Sur le sol, le plan de la ville que j’arpente est recouvert d’une immense plaque de verre sécurité dont la surface a été brisée, rendant illisible la carte sous mes pieds, sous mes yeux.
« J’aime l’idée d’une réalisation qui fonctionne avec l’éphémère, le temporel, qui est inscrite dans l’instant, et qui produit en même temps une impression durable... En prolongeant notre expérience de l’œuvre proprement dite. Dans ce sens, elle peut nous toucher plus profondément qu’un discours politique... c’est par sa valeur poétique qu’une œuvre à le pouvoir de transformer un individu. »
Léger flottement dans l’air, le regard incertain. En face de nous, qui nous regarde au juste ? Et que voit-il que nous ne pouvons pas voir ? Je me lave les mains, l’eau se noircit de la saleté des poussières et restes des pollutions et scories quotidiennes. Plaisir du peintre qui se passe les mains sous l’eau après plusieurs heures de travail avec la matière et la couleur. Tout s’efface et disparaît dans ce filet d’eau et son mouvement au creux de la bonde ouverte. Avec cette fascination durable de voir, en fonction de l’hémisphère du pays dans lequel on se trouve, que l’eau coule et circule en s’enroulant autour du trou béant dans un sens différent, mais dans un identique bruit d’écoulement.

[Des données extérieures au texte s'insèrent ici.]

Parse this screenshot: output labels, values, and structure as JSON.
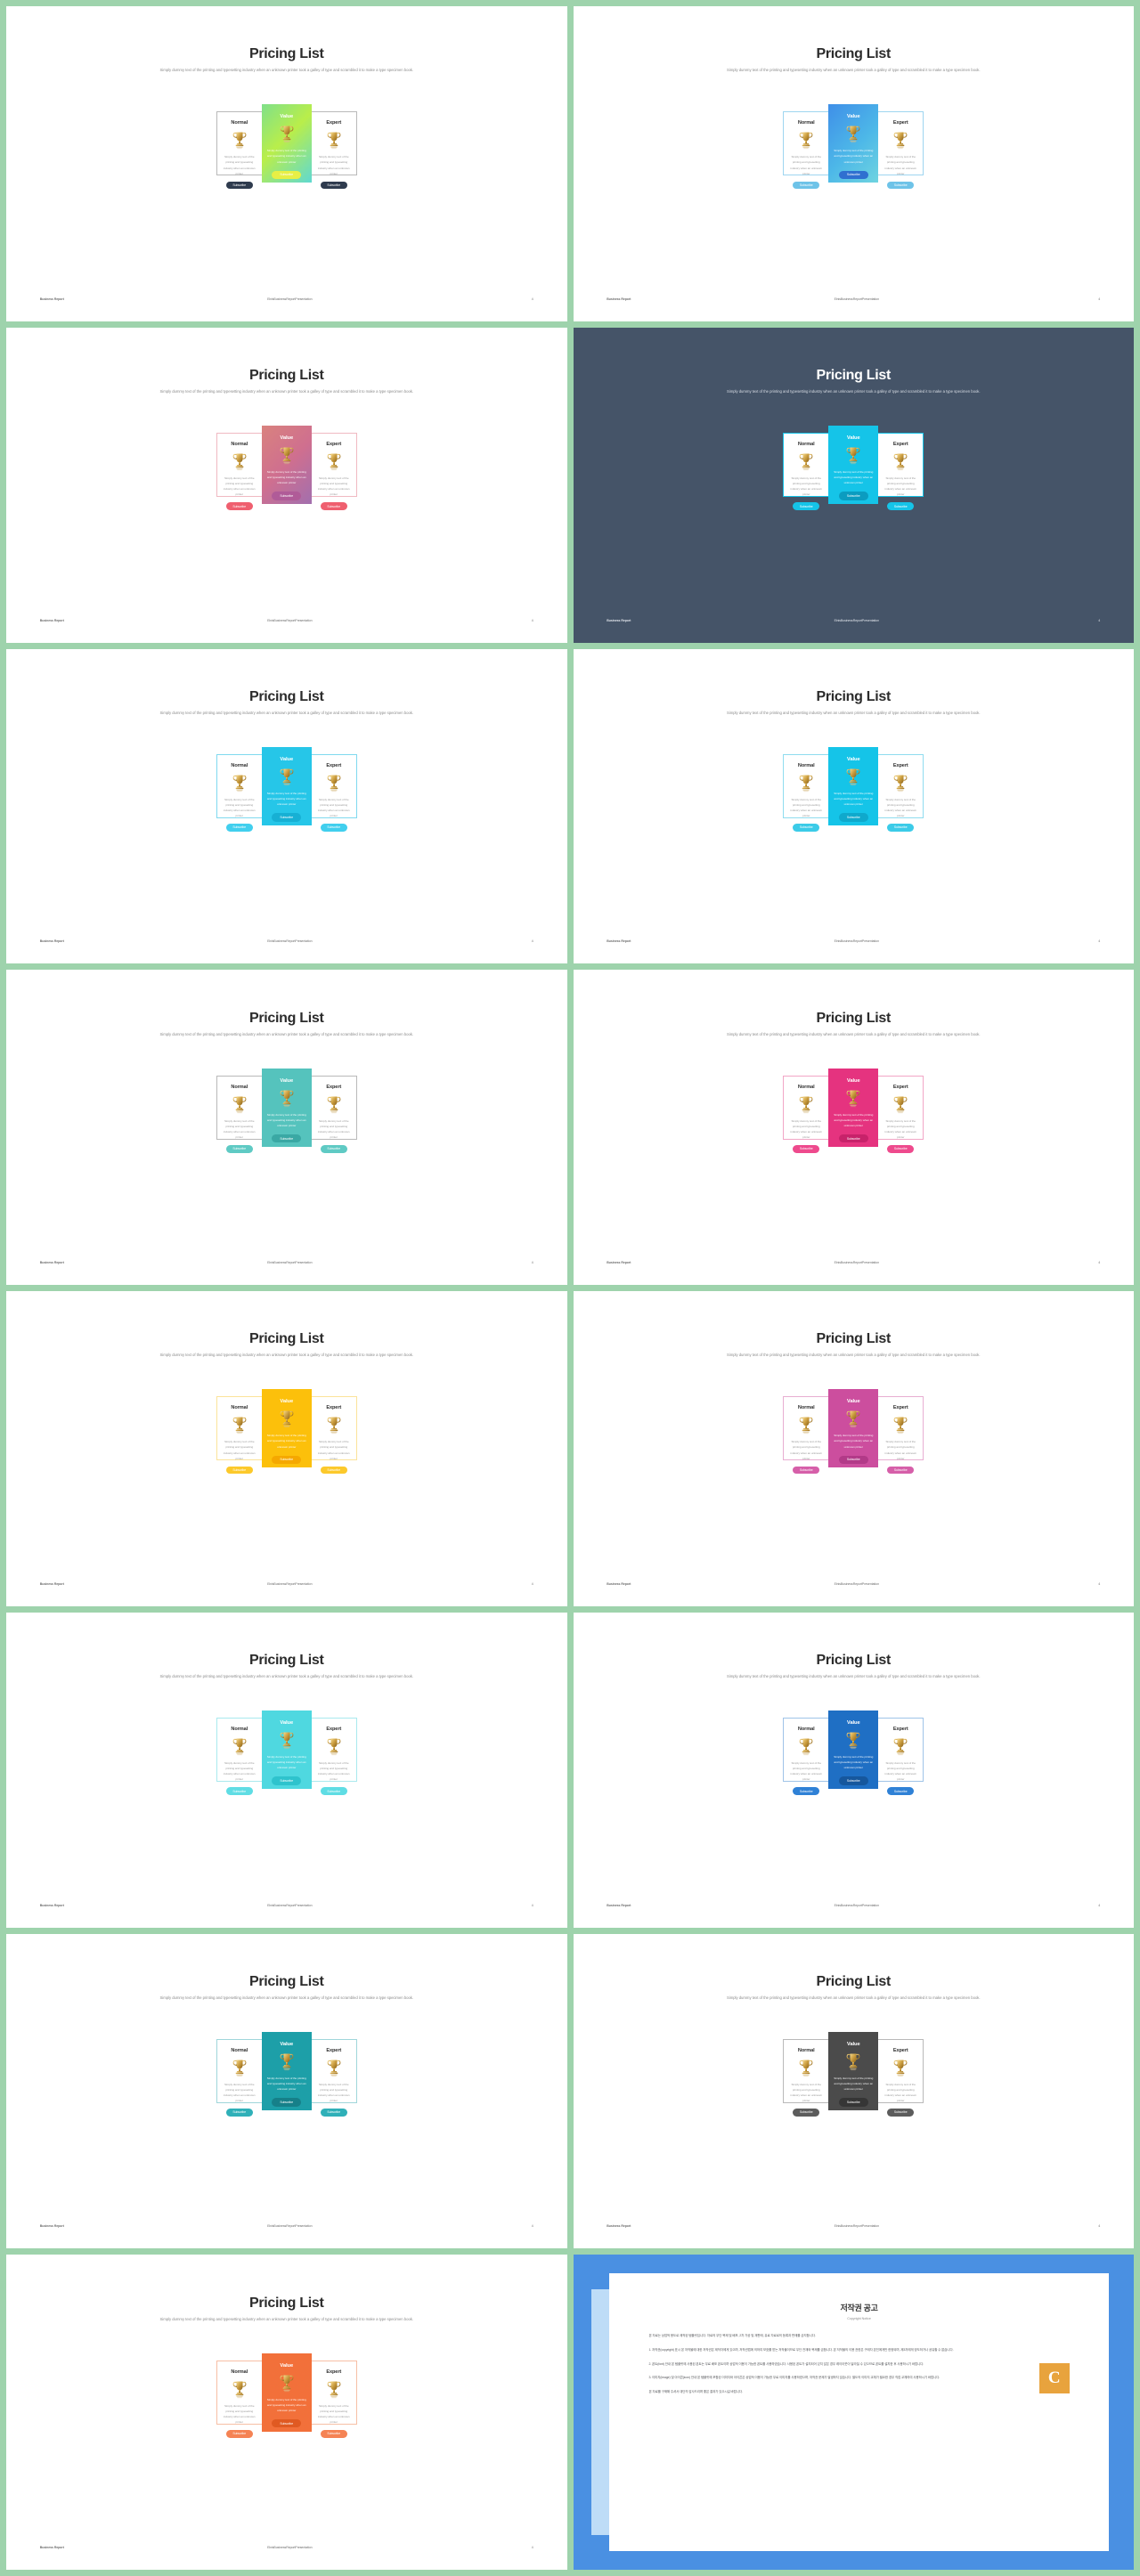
{
  "deck": {
    "title": "Pricing List",
    "subtitle": "Simply dummy text of the printing and typesetting industry when an unknown printer took a galley of type and scrambled it to make a type specimen book.",
    "card_description": "Simply dummy text of the printing and typesetting industry when an unknown printer",
    "subscribe_label": "Subscribe",
    "plans": [
      "Normal",
      "Value",
      "Expert"
    ],
    "footer": {
      "left": "Business Report",
      "center": "ElnisBusinessReportPresentation",
      "page": "4"
    },
    "sheet_background": "#9ed3ac"
  },
  "slides": [
    {
      "id": 1,
      "theme": "light",
      "accent": "#9ade4f",
      "mid_gradient": "linear-gradient(135deg, #7fe08a 0%, #b9ee4a 45%, #5fd9d2 100%)",
      "mid_button": "#e8ef45",
      "side_button": "#2f3b4e",
      "side_border": "#b9b9b9"
    },
    {
      "id": 2,
      "theme": "light",
      "accent": "#4aa3f0",
      "mid_gradient": "linear-gradient(135deg, #3f8fe8 0%, #4db8e8 55%, #6fd4e0 100%)",
      "mid_button": "#2f6fd0",
      "side_button": "#6ec3e8",
      "side_border": "#9ed5f0"
    },
    {
      "id": 3,
      "theme": "light",
      "accent": "#e0607d",
      "mid_gradient": "linear-gradient(135deg, #d9827e 0%, #cf6f8f 50%, #a26fae 100%)",
      "mid_button": "#b05b98",
      "side_button": "#ef5f6f",
      "side_border": "#f0b9c2"
    },
    {
      "id": 4,
      "theme": "dark",
      "accent": "#15c4e8",
      "mid_gradient": "#15c4e8",
      "mid_button": "#0b9cc0",
      "side_button": "#15c4e8",
      "side_border": "#15c4e8"
    },
    {
      "id": 5,
      "theme": "light",
      "accent": "#26c6e8",
      "mid_gradient": "#26c6e8",
      "mid_button": "#17b0d4",
      "side_button": "#41cfee",
      "side_border": "#7fd9ef"
    },
    {
      "id": 6,
      "theme": "light",
      "accent": "#15c4e8",
      "mid_gradient": "#15c4e8",
      "mid_button": "#0fa9cc",
      "side_button": "#3bcbe8",
      "side_border": "#8fdcef"
    },
    {
      "id": 7,
      "theme": "light",
      "accent": "#55c3bd",
      "mid_gradient": "#55c3bd",
      "mid_button": "#3aa8a4",
      "side_button": "#5fcac4",
      "side_border": "#b9b9b9"
    },
    {
      "id": 8,
      "theme": "light",
      "accent": "#e5337f",
      "mid_gradient": "#e5337f",
      "mid_button": "#c7226a",
      "side_button": "#ee4a8d",
      "side_border": "#f2a6c6"
    },
    {
      "id": 9,
      "theme": "light",
      "accent": "#fcc00b",
      "mid_gradient": "#fcc00b",
      "mid_button": "#f5a800",
      "side_button": "#fcc92b",
      "side_border": "#fbe39a"
    },
    {
      "id": 10,
      "theme": "light",
      "accent": "#cc4e9e",
      "mid_gradient": "#cc4e9e",
      "mid_button": "#b23a88",
      "side_button": "#d65fa9",
      "side_border": "#e8aed2"
    },
    {
      "id": 11,
      "theme": "light",
      "accent": "#4fd8e0",
      "mid_gradient": "#4fd8e0",
      "mid_button": "#2ec3cd",
      "side_button": "#5fdde4",
      "side_border": "#a9e9ee"
    },
    {
      "id": 12,
      "theme": "light",
      "accent": "#1f6fc4",
      "mid_gradient": "#1f6fc4",
      "mid_button": "#16579d",
      "side_button": "#2f81d6",
      "side_border": "#9fc3e8"
    },
    {
      "id": 13,
      "theme": "light",
      "accent": "#1d9fa8",
      "mid_gradient": "#1d9fa8",
      "mid_button": "#168089",
      "side_button": "#2fb0b8",
      "side_border": "#9fd6da"
    },
    {
      "id": 14,
      "theme": "light",
      "accent": "#4b4b4b",
      "mid_gradient": "#4b4b4b",
      "mid_button": "#363636",
      "side_button": "#5c5c5c",
      "side_border": "#b9b9b9"
    },
    {
      "id": 15,
      "theme": "light",
      "accent": "#f2703a",
      "mid_gradient": "#f2703a",
      "mid_button": "#e05a22",
      "side_button": "#f58354",
      "side_border": "#f7bfa5"
    }
  ],
  "copyright_slide": {
    "title": "저작권 공고",
    "subtitle": "Copyright Notice",
    "paragraphs": [
      "본 자료는 상업적 용도로 제작된 템플릿입니다. 자료의 무단 복제 및 배포, 2차 가공 및 재판매, 유료 자료로의 등록과 판매를 금지합니다.",
      "1. 저작권(copyright) 표시 본 저작물에 대한 저작권은 제작자에게 있으며, 저작권법에 의하여 보호를 받는 저작물이므로 무단 전재와 복제를 금합니다. 본 저작물의 이용 권한은 구매자 본인에게만 한정되며, 제3자에게 양도하거나 공유할 수 없습니다.",
      "2. 폰트(font) 안내 본 템플릿에 사용된 폰트는 무료 배포 폰트이며 상업적 이용이 가능한 폰트를 사용하였습니다. 사용된 폰트가 설치되어 있지 않은 경우 레이아웃이 달라질 수 있으므로 폰트를 설치한 후 사용하시기 바랍니다.",
      "3. 이미지(image) 및 아이콘(icon) 안내 본 템플릿에 포함된 이미지와 아이콘은 상업적 이용이 가능한 무료 이미지를 사용하였으며, 저작권 문제가 발생하지 않습니다. 별도의 이미지 교체가 필요한 경우 직접 교체하여 사용하시기 바랍니다.",
      "본 자료를 구매해 주셔서 대단히 감사드리며 좋은 결과가 있으시길 바랍니다."
    ],
    "logo_letter": "C",
    "background": "#4a90e2"
  }
}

Narciso (2001-2002). Suivant un procédé sérigraphique, l’artiste a déposé à la surface d’un lavabo rempli d’eau, sous forme de poussière de charbon, le tracé d’un dessin qui représente son propre visage : l’image qui flotte sur l’eau et son ombre mouvante se reflètent en un portrait double. Le lavabo commence à se vider lentement, et l’image devient d’autant plus troublante que le portrait et son ombre se rejoignent de plus en plus, puis se déforment progressivement.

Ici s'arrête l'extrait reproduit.